How to Train Your Dragon: Live Action Reignites a Series That Was Starting to Drag(on)

By Thom Ernst

Rating: A-minus

I have never considered the title How to Train Your Dragon as a metaphor for the human condition. And yet, here we are. Against expectations, the live-action adaptation of this animated, fire-breathing family favourite altered my perception of a film I’d previously regarded as a mildly entertaining diversion. While neither version of How to Train Your Dragon provides profound insights, there is more to the movie than I’d allowed myself to believe.

All it took was bringing those animated figures to life—except for the dragons. That would have been far too dangerous.

This new incarnation of the 2010 animated hit is part of a recent trend leveraging technology to achieve in live-action what was previously only possible through animation. It’s usually an entirely unnecessary experiment that, at best, sparks some mild curiosity.

My expectations for this latest HTTYD were low. My motivation to see it was even lower. Were it not for my loyalty to my Original-Cin editors, I would have opted to stay home, catching up on episodes of Better Call Saul. My thinking: Even if the film turns out well—and what are the odds of that?—it’s merely a rehash of something that was already effective.

The film begins with predictable familiarity, showcasing a scenic vista of a cliffside Viking village—a charming, fantastical array of thatched-roof homes and log buildings, precariously perched on rocks. A voice-over narration from the film’s lead character, the young, well-intentioned and keenly innovative Hiccup (Mason Thames), leads us into the story, providing the whys, the hows, and the wheres just moments before the screen erupts in a fiery attack by a multi-species army of dragons.

The scene is loud, cluttered, bombastic, and—begrudgingly—impressive. But it’s impossible to see the live action for the dragons.

So far, still grumpy.

Then something happens. The dust settles, and the characters—no longer overshadowed by an assault of AI dragons and CGI explosions—step into their flesh-and-blood roles: effectively, accurately, completely. Gerard Butler, the only actor to reprise his role from the original, returns as Stoick, the fearless Viking leader with loving but limited expectations for his son, Hiccup.

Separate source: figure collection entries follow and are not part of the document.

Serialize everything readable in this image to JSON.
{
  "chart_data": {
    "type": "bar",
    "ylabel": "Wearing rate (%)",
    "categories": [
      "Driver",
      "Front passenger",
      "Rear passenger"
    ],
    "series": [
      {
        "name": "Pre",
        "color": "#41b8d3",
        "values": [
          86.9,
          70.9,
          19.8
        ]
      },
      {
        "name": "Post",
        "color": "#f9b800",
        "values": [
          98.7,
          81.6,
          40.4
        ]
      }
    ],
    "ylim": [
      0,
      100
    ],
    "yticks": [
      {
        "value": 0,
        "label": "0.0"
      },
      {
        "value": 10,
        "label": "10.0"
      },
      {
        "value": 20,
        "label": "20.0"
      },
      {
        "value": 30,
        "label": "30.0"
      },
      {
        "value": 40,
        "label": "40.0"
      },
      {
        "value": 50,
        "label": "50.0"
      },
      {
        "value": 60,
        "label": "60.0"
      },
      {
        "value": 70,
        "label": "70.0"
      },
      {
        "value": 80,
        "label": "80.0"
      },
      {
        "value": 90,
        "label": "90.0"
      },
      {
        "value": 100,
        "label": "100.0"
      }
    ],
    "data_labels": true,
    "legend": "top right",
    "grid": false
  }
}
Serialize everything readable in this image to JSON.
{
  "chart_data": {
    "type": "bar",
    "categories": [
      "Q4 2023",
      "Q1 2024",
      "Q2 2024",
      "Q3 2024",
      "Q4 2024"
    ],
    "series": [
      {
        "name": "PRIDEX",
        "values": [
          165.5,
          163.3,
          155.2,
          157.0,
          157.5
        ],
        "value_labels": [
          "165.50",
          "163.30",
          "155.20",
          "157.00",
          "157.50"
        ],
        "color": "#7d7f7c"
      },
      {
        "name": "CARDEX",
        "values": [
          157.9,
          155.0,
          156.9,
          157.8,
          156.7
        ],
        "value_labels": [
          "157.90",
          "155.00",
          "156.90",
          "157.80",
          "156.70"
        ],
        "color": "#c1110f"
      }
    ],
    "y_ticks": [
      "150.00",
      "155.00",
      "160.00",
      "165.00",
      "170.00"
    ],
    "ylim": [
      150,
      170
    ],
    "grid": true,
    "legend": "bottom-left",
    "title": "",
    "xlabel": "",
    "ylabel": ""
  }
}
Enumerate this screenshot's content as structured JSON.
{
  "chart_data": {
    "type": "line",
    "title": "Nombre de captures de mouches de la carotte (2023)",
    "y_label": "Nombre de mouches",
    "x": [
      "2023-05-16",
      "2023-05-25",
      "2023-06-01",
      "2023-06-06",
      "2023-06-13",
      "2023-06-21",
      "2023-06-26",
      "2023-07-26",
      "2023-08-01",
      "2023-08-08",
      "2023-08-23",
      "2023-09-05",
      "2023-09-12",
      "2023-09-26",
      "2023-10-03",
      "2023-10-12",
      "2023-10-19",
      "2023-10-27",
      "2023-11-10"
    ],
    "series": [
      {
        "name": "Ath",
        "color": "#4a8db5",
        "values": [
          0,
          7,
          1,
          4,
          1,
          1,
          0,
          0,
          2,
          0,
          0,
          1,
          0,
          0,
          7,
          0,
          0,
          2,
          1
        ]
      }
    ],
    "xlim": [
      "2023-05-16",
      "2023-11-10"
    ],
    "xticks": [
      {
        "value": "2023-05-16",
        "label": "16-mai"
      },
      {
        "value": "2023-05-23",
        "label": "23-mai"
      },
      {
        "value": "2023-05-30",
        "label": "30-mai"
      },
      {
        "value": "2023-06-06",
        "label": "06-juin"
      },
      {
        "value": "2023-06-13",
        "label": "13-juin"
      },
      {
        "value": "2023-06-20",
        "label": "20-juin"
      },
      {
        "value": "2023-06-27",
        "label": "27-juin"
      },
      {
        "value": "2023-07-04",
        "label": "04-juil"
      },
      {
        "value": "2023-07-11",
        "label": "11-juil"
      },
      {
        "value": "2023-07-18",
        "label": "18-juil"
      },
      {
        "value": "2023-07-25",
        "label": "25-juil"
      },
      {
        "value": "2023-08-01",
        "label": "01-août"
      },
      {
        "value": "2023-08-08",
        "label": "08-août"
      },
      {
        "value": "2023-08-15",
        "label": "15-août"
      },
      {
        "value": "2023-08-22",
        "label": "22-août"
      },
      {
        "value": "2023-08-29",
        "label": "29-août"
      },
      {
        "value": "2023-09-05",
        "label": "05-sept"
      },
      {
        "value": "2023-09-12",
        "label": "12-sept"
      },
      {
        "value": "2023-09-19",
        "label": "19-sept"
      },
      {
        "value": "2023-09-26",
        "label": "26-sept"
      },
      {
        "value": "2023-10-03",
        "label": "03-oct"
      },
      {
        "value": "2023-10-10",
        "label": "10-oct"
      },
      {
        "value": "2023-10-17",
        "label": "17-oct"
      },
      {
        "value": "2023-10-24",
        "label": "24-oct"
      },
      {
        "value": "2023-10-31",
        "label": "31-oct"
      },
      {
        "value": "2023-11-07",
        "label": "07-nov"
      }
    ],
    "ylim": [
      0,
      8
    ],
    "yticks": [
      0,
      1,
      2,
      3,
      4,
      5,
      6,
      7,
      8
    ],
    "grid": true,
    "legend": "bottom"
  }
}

Nick Frost as Gobber, the local blacksmith, is in fine comic form, utilizing his interchangeable limbs as an effective sight gag. Other characters, familiar to Dragon fans, share a striking resemblance to their animated counterparts: Fishlegs (Julian Dennison), the twins Ruffnut (Bronwyn James) and Tuffnut (Harry Trevaldwyn), loveable lout Snotlout (Gabriel Howell), and Astrid (Nico Parker), the much sought-after Viking girl, voted most likely to slay a dragon.

And then there is Hiccup, whose voice was once synonymous with Jay Baruchel, now belonging to Thames. Much of the film’s success is thanks to Thames’s performance. Thames—who so aptly dealt with Ethan Hawke’s freaky, pedophilic serial killer in The Black Phone—proves himself adept, not just as an action hero, but as an actor with solid comedic chops.

He has the relatable clumsiness of a young Dustin Hoffman, or Paul Rudd, for those whose references fall within the last decade. Scenes between Thames’s Hiccup and Butler’s Stoick, whether comedic or heartfelt, elicit a charm that can only be captured through human interaction.

Dean DeBlois, the Canadian writer/director associated with the Train Your Dragon franchise from day one, directs this latest version. DeBlois could have settled for accurately recreating the original—which, in part, he does—but whether intentional or as a by-product of the exercise, his direction transcends the source material, sparking a seamless evolution of ideas and performances.

DeBlois elevates a beloved cinema memory and creates a spectacle, a mythical fairy tale—Game of Thrones lite—with enough DreamWorks Animation magic to warrant its own theme park ride. There are scenes in How to Train Your Dragon that reinforce just how disappointing Gladiator II is.

How to Train Your Dragon is a heartwarming, commercial bit of cinema about friendship, fatherhood, inclusion, and rites of passage, with an underlying theme of feminism and racial tolerance. But ultimately, How to Train Your Dragon is a family adventure film.

It’s a movie where centuries-old assumptions are challenged, and dragons of all kinds are tamed.

It appears that the dragon requiring training was my own.

How to Train Your Dragon is directed by Dean DeBlois and stars Gerard Butler, Mason Thames, Nick Frost, Julian Dennison, Bronwyn James, Harry Trevaldwyn, Gabriel Howell, and Nico Parker. How to Train Your Dragon opens in theatres Friday, June 13, 2025.